Customers are not Data

Actuarialism is moving the sector towards seeing its customers in ever more abstract and economic terms. This has always been to some extent true - the car we buy, or the job we take, for example. This thinking is however now being extended into our non-economic behaviour and experiences.

Take the emotional aspects of our lives. In a recent post, I explored how emotions are being used to determine how our premiums are set and how our claims are settled. Yet our emotions are not events that can naturally be datafied, let alone monetised. They’re aspects of ourselves as emotional beings, with all sorts of complexities and fluidities attached. Turning our smiles into data points for use in underwriting would seem to the public to be extending the meaning of data beyond the reasonable. Parliamentarians would no doubt share those concerns.

Very few members of the public see their lives in terms of data. Yet if actuarialism takes the insurance sector so completely down such a path, then it seems inevitable that some form of distance will open up, between customers as people, and customers as digital constructs held together by clever analytics (recall what I said about identify in this earlier post).

While the public has always felt a certain distance between itself and insurance, there’s a danger that increasingly focusing its operations on tool sets like artificial intelligence will extend that distance beyond the limits that can be bridged by trust and professionalism. The result will be a public who believes less and less in insurance and what it has to offer. And that would be a great pity, for insurance has a lot to offer.

Competing Theories

As actuarialism extends its scope and deepens its influence over the insurance sector, there’s a risk that any challenge to this trend is dismissed on the basis that the methodology being used is scientific and objective. Yet is that actually the case?

The data we choose to collect, the way in which we select what’s most important, and the objectives we set for the questions we ask of it, all have social, economic and political dimensions. And some of the science around which the results are interpreted is far from universally accepted. Remember from an earlier post how the nature of emotions and how they present is still very much disputed within the scientific community.

The data exhaust that our lives now increasingly leave behind can tell many stories. Which stories are ‘seen’ by insurers will depend on what they look for and how they treat what they find. This means that the choices selected and the decisions made will be contestable, will be questionable.

This means that even in an era of artificial intelligence, insurance executives will still be accountable for the choices they accept and the decisions they take, even when dealing with seemingly objective things like data and statistics. They will have to learn how to question, if not science itself, then the suppliers of that science to their business. They will have to know how to respond to questions put to their firm about the ethics and the efficacy of AI based processes, be they from regulators, civil society groups or customers.  

There is nothing inevitable about the rise of actuarialism that all this data and analytics is currently bringing about in insurance. The sector can be shaped and balanced in more ways than one. How insurers see customers, and the relationship they want with them, will be factors that should weigh heavily in that shaping and balancing.

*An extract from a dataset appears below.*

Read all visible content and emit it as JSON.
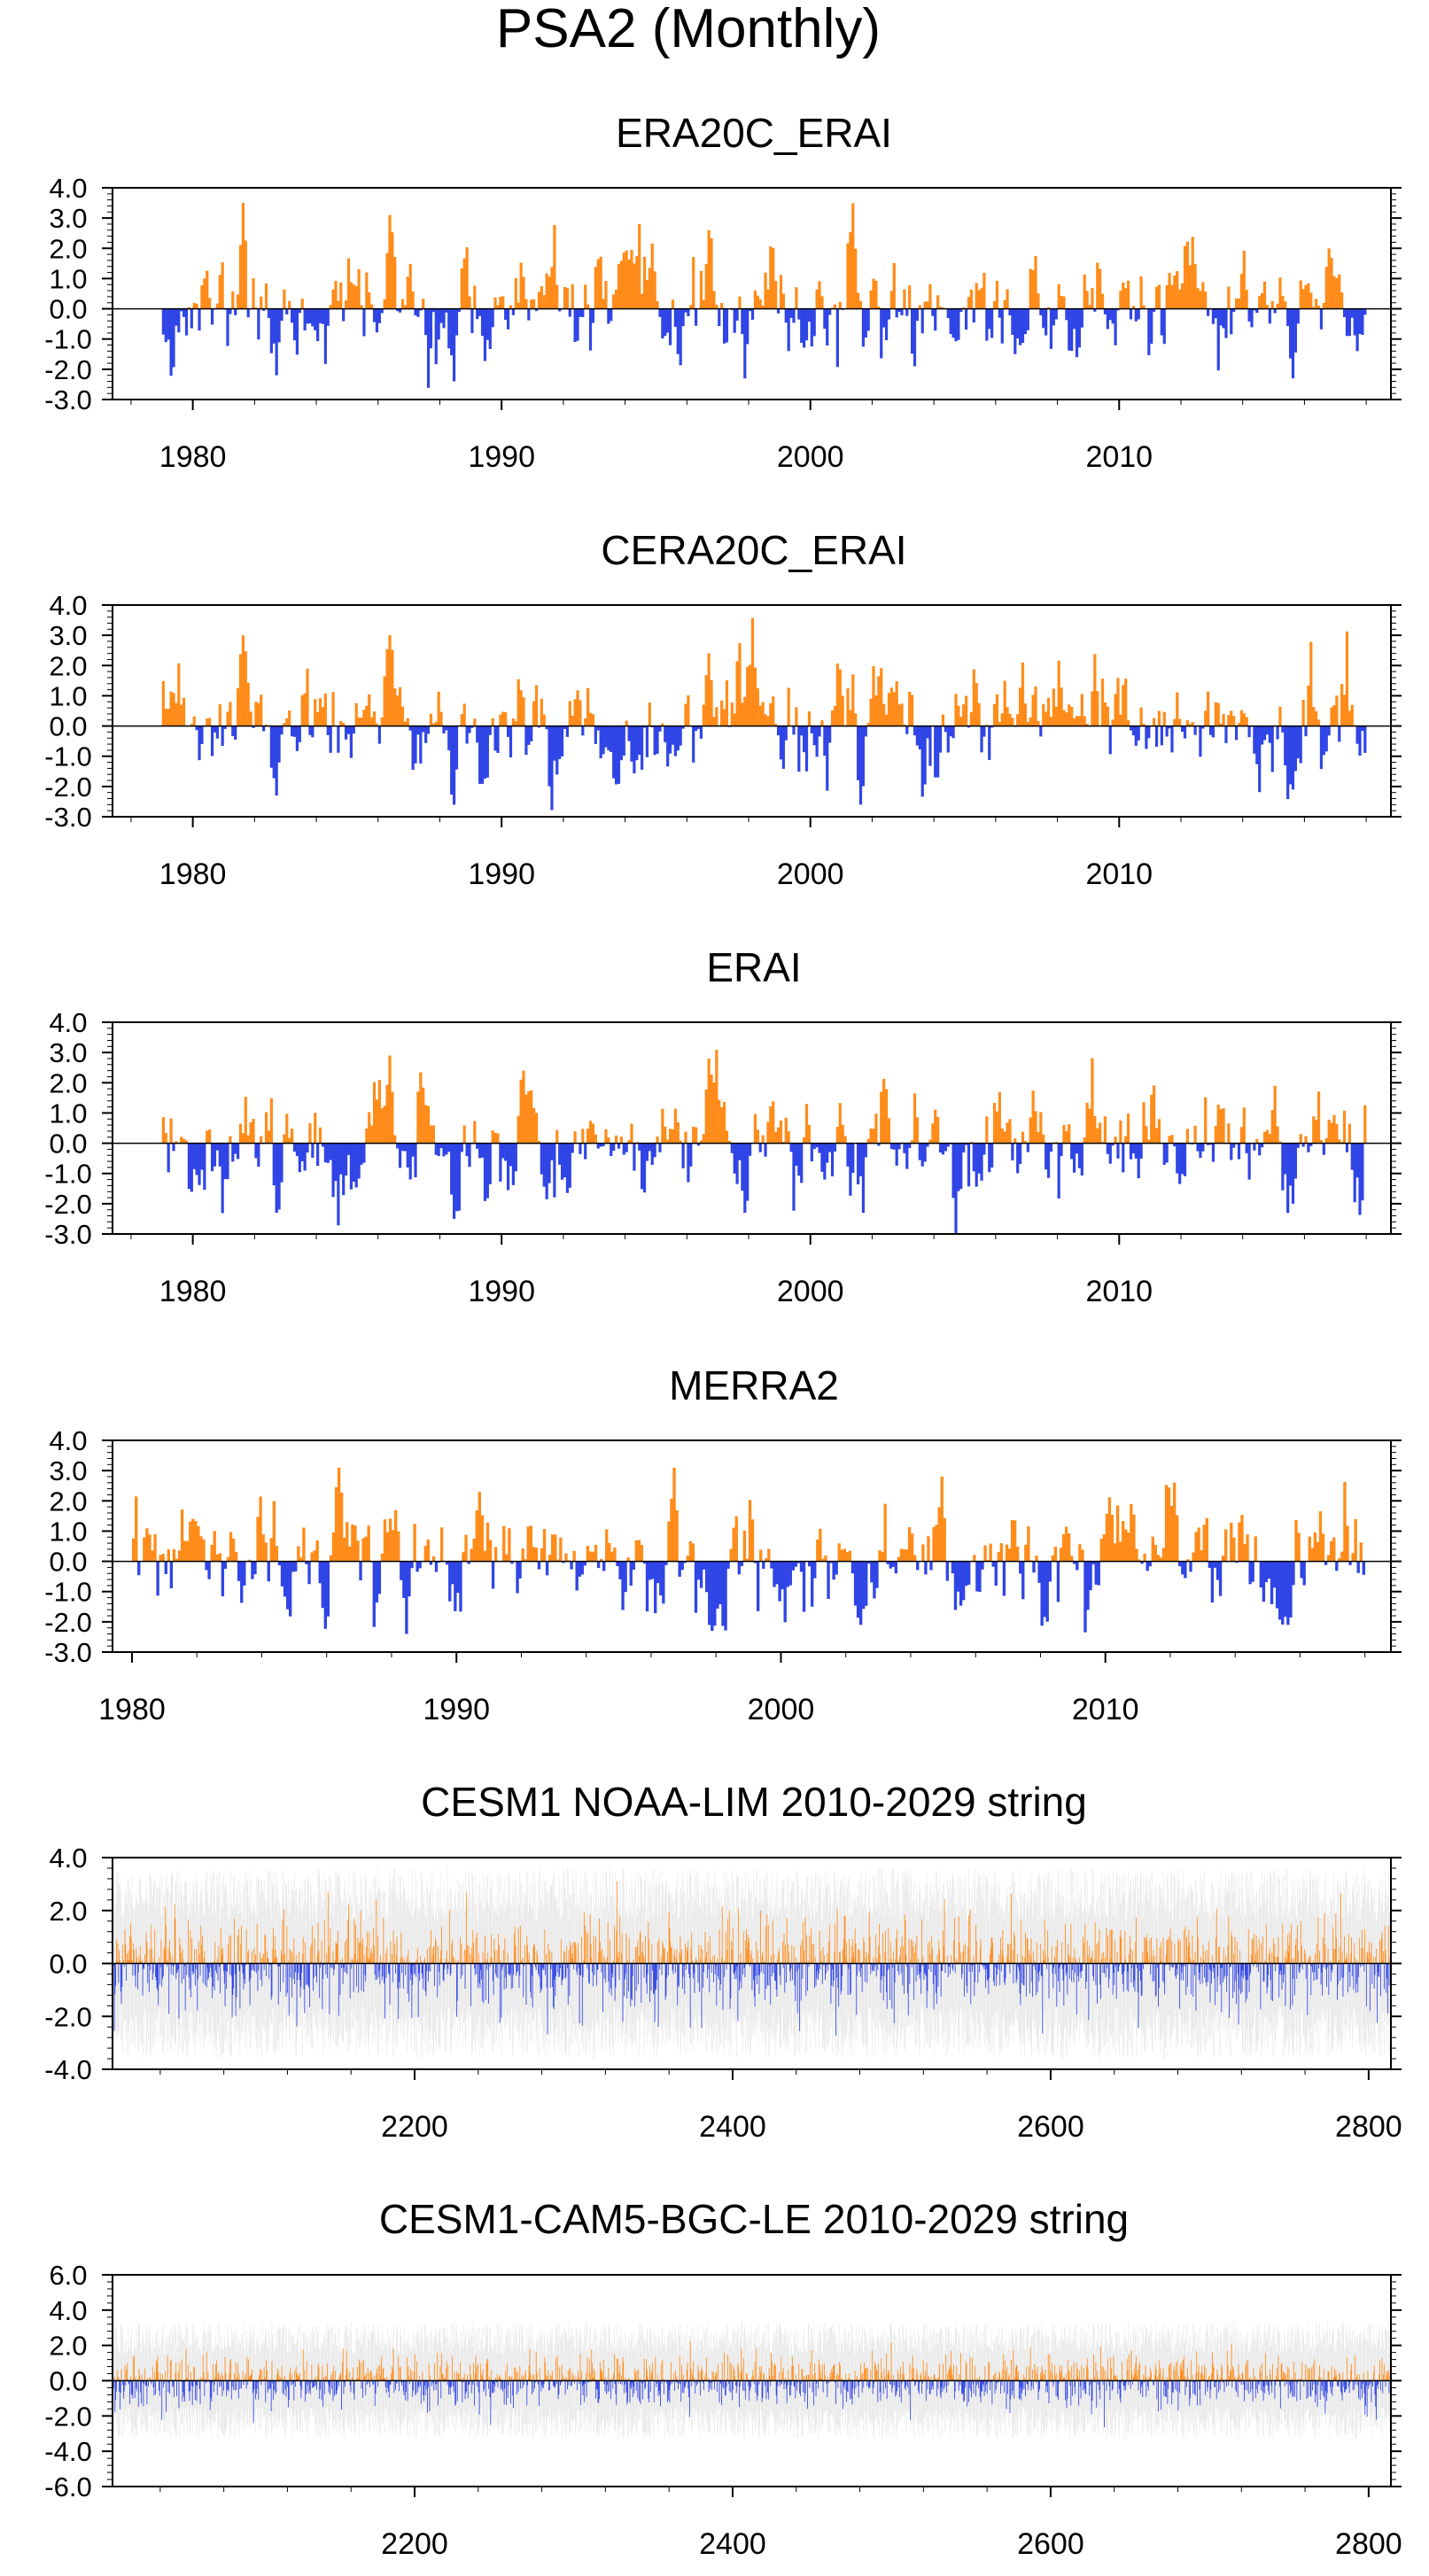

Many firms say they put the customer first. Yet it so often looks like the sector invests in all this data and analytics, and then expects customers to fit in with those models. Those who don’t or won’t fit are seen as high or suspect risks. This is not a mindset that will benefit insurance in the long run.

Actuarialism does give some strength to how insurance works. Yet on its current trend, it risks making insurance too rigid, too distant, too inexplicable. The life blood of the sector – its customers and the public – don’t live by data and analytics alone. If that’s the only lens through which the sector decides to see them, then trust in the sector will be much more of a perennial struggle than it is now.